Reportajes

Beach House: 80 minutos de hiperemotividad y pelazos al viento

Así fue la primera parada de la banda en la barcelonesa sala Apolo. Hoy repiten en la Ciudad Condal y mañana estarán en Madrid

Apabullante directo de Beach House en el estreno de su mini-gira por España, que hoy sigue con un nuevo concierto en Barcelona y mañana culmina en Madrid. Estuvimos ahí, se nos pusieron los pelos como escarpias y aquí te lo explicamos.

Tras su paso por dos festivales (aquel Fly Me To The Moon que se celebró a finales de julio del 2011 en el barcelonés Poble Espanyol y la última edición de Primavera Sound), ya iba siendo hora de que los de Baltimore volvieran a cautivarnos en las distancias cortas. Porque no nos engañemos, aunque en un festival puedan acercarse a un mayor público, su propuesta musical pide a gritos ser degustada en un espacio como la sala Apolo, donde la acústica suena atronadora y los matices no se pierden en medio de la nada entre un público más pendiente de acabarse la litrona de turno que de atender a lo que sucede sobre el escenario.

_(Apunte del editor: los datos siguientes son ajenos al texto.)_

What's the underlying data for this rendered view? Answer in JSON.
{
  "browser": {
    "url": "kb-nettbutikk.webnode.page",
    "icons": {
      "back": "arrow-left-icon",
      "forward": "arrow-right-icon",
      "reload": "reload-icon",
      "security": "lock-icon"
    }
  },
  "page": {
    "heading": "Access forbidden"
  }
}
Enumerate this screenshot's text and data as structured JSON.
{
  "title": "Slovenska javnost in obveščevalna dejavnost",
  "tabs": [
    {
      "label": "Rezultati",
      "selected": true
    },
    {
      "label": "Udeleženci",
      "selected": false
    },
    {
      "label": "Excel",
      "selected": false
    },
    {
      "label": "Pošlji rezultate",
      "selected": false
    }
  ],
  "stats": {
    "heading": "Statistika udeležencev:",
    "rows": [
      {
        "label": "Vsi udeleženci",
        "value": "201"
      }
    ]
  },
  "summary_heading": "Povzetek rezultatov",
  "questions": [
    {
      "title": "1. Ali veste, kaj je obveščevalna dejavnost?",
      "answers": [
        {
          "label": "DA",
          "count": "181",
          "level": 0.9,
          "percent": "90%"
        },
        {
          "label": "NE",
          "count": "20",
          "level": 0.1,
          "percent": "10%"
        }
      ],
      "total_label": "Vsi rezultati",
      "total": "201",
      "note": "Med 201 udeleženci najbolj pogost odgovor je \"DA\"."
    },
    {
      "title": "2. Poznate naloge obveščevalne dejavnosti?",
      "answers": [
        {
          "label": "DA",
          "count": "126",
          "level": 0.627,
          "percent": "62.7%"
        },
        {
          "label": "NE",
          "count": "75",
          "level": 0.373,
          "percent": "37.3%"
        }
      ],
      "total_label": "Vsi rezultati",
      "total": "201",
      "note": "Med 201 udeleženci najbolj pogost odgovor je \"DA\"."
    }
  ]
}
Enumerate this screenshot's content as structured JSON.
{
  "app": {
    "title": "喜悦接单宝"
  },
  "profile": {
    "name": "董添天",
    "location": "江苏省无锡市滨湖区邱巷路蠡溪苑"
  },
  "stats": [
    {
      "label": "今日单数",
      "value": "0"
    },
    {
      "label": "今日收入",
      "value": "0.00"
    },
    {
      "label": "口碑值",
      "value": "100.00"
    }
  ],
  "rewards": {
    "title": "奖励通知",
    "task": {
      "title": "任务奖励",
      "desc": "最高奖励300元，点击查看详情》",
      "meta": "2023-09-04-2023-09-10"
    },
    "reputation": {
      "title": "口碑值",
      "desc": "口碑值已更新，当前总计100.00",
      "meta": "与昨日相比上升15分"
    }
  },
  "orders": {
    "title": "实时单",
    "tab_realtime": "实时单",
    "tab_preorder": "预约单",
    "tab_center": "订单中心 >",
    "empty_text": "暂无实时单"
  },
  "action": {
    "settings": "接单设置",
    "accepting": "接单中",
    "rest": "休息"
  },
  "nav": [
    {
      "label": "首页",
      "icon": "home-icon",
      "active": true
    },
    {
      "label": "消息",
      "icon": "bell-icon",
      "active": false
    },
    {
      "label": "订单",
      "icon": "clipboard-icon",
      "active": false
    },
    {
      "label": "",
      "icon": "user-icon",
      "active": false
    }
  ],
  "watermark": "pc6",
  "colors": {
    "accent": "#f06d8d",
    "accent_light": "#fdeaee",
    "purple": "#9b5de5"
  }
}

Centrando el setlist en sus dos últimas obras magnas, “Teen Dream” y “Bloom” (únicamente hubo reivindicaciones de sus inicios cuando sonaron “Gila” y la difícil de escuchar en vivo “Apple Orchard”), el trío entiende perfectamente que ya son una de esas bandas generacionales que han marcado el rumbo del dream pop más ensoñador de nuevo cuño y que el público reclama ese arsenal de himnos que han facturado durante los últimos tres años. Poco que echarles en cara en cuanto a la selección, aunque si nos ponemos más quisquillosos de la cuenta podría apuntarse que se echó en falta “Walk In The Park” o “Troublemaker” para rematar un setlist exquisito y sobrado de hiperemotividad. Cerrar los ojos de vez en cuando era más que obligado para entrar en comunión total con lo que allí estaba ocurriendo.

"Una noche con numerosos momentos de pelos como escarpias donde los himnos se sucedían sin descanso atravesando corazones de punta a punta de la sala"

Colocada en medio del foco, aunque detrás de sus compañeros como manda la costumbre, Victoria Legrand cumplió con creces con su papel de hechicera de voz angelical y algo cazallera. Poco dada a la interacción con el público (un escueto “esta canción es para los enamorados. Ya podéis mover la cabeza”, antes de arrancarse con la siempre desgarradora “Silver Soul”), ella es quien realmente tiene todo el control de la situación. Esa gesticulación de manos con ramalazos de folclórica, su papel de soberbia líder y, sobre todo, esa mata de pelo con vida propia con la que juega a su antojo cuando le apetece, tienen un poder de atracción visual difícil de explicar. Porque eso es así: más allá de su voz (impecable en esta ocasión, suponemos que el técnico de sonido contribuyó a que en ningún momento se ahogara entre la instrumentación), el pelazo de Victoria es igual o más protagonista que la música en piezas como “The Hours” o la celebradísima “Zebra”.

Esas miradas cómplices que Victoria y Alex Scally se lanzan constantemente (el guitarrista sólo le quita el ojo a su guitarra para mirarle a ella) dieron de qué hablar cuando la sentida interpretación de “Irene” puso punto y final a la velada. Pero aparcando este dato de malsano gossip, lo que prima es que fue una noche con numerosos momentos de pelos como escarpias donde los himnos se sucedían sin descanso atravesando corazones de punta a punta de la sala. No defraudaron, más bien todo lo contrario. Pocas bandas en la actualidad pueden presumir de tener un directo que apela directamente a las entrañas.